Mian Zahid Hussain, President of the Pakistan Businessmen and Intellectuals Forum & All Karachi Industrial Alliance, Chairman National Business Group Pakistan, Chairman Policy Advisory Board FPCCI, and Former Provincial Minister Information Technology, today expressed profound condolence over the Shadat of Iranian supreme leader Ayatollah Ali Khamenei and expressed profound concern over the rapidly escalating military conflict involving the United States, Israel, an Iran. Mian Zahid Hussain cautioned that the unfolding war threatens to inflict critical economic and security repercussions on the entire region and Pakistan.
Mian Zahid Hussain stated, “The unprecedented military strikes on Iran by the US and Israel and Iran’s subsequent retaliations over the US bases in Gulf Countries and Israel have pushed the Middle East into a highly volatile state. For Pakistan, a nation actively navigating a delicate macroeconomic recovery, the stakes are incredibly high”.
Mian Zahid Hussain said that the recent conflict has resulted in the closure of the Strait of Hormuz, a critical maritime chokepoint controlled by Iranian forces. The immediate market reaction has been severe, disrupting global supply chains and commodity ties. Hussain highlighted that approximately 20% of the world’s petroleum, roughly 15 to 20 million barrels per day, transits through the Strait of Hormuz.
Mian Zahid Hussain further said that Brent crude prices surged nearly 13% immediately following the outbreak of hostilities, quickly approaching the 12-month high of $ 80 per barrel. Energy analysts project that a prolonged disruption could drive prices toward $100 per barrel.
He further expressed that the sustained energy disruptions are forecast to add 0.6 to 0.7 percentage points to global inflation, threatening to reverse recent disinflationary trends. Safe-haven assets have spiked, with gold surging over 24% in 2026 alone, signalling deep investor anxiety and threatening capital flight from emerging markets.
“Our heavy reliance on imported crude oil and huge inflow of remittances from GCC countries make Pakistan acutely vulnerable to these external shocks in addition to the Pakistan stock market meltdown. The sudden spike in geopolitical risk premiums, soaring war-risk maritime insurance, and elevated freight rates will inevitably inflate our national import bill. This threatens to trigger a new wave of inflation, exponentially increasing the cost of doing business, and bank mark-up for our industrial sector and paralysing export logistics,” Mian Zahid Hussain noted.

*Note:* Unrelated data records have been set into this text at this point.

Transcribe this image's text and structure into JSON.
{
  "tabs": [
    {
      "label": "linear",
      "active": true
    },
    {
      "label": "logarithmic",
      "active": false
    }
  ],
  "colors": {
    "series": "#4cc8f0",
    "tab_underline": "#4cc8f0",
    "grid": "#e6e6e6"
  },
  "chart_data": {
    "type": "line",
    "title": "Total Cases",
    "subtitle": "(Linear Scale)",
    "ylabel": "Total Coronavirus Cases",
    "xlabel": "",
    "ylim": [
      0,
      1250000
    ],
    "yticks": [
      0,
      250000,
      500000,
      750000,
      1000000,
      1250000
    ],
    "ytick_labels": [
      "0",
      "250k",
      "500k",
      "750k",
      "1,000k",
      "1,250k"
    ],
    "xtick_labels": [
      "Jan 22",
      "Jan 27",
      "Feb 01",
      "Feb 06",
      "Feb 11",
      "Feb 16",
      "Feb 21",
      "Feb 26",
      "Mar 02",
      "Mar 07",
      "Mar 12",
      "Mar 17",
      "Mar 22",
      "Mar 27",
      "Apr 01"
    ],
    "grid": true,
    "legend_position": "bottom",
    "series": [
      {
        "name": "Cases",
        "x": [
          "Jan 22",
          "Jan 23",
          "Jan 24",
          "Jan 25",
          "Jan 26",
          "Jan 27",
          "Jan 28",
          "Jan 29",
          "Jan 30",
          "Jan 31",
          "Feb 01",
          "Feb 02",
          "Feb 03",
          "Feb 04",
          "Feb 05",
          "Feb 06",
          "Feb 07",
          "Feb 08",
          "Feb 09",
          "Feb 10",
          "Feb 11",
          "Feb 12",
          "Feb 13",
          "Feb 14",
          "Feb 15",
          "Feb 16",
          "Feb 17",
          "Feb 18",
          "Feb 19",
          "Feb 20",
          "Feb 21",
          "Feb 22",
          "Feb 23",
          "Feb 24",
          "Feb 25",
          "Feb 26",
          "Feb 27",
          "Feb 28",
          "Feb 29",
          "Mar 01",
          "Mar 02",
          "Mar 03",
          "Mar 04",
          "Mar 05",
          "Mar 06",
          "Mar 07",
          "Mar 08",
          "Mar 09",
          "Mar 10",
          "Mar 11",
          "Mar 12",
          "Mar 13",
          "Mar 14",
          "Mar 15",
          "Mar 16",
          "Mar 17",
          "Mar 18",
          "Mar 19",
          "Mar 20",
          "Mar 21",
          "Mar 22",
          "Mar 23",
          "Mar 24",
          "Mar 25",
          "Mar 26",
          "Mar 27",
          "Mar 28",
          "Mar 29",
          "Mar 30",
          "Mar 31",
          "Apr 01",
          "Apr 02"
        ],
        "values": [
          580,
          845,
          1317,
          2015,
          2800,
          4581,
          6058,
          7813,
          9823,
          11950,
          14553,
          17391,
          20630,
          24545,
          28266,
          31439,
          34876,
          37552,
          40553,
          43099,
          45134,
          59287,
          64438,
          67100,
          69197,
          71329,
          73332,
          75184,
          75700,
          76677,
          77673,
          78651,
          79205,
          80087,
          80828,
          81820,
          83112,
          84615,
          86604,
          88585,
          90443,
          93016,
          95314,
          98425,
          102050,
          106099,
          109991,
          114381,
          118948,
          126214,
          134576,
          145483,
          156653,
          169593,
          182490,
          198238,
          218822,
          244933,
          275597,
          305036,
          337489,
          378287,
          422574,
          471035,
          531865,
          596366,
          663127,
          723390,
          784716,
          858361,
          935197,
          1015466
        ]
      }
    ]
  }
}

Mian Zahid Hussain expressed that, beyond the economic dimensions, regional destabilisation poses profound security challenges for Islamabad. Pakistan shares a highly sensitive 900-kilometre border with Iran’s Sistan-Baluchestan province. The outbreak of a broader Middle Eastern war coincides dangerously with heightened volatility on Pakistan’s western frontier, where recent cross-border militancy and severe military clashes with Afghanistan have intensified. The intersection of these active border security challenges with a massive regional conflict severely narrows the country’s strategic and diplomatic manoeuvrability, creating a three-front pressure matrix.
Mian Zahid Hussain urged the Government of Pakistan to immediately implement comprehensive contingency plans to secure energy supply chains, protect foreign exchange reserves, and explore strategic hedging for essential oil imports. Furthermore, he echoed the urgent need for the international community and the United Nations Security Council to prioritise immediate diplomatic negotiations over military posturing.
“It is imperative that all global actors exercise maximum restraint. The stability of the global economy and the internal security of South Asia depend entirely on an immediate de-escalation of this conflict,” Mian Zahid Hussain concluded.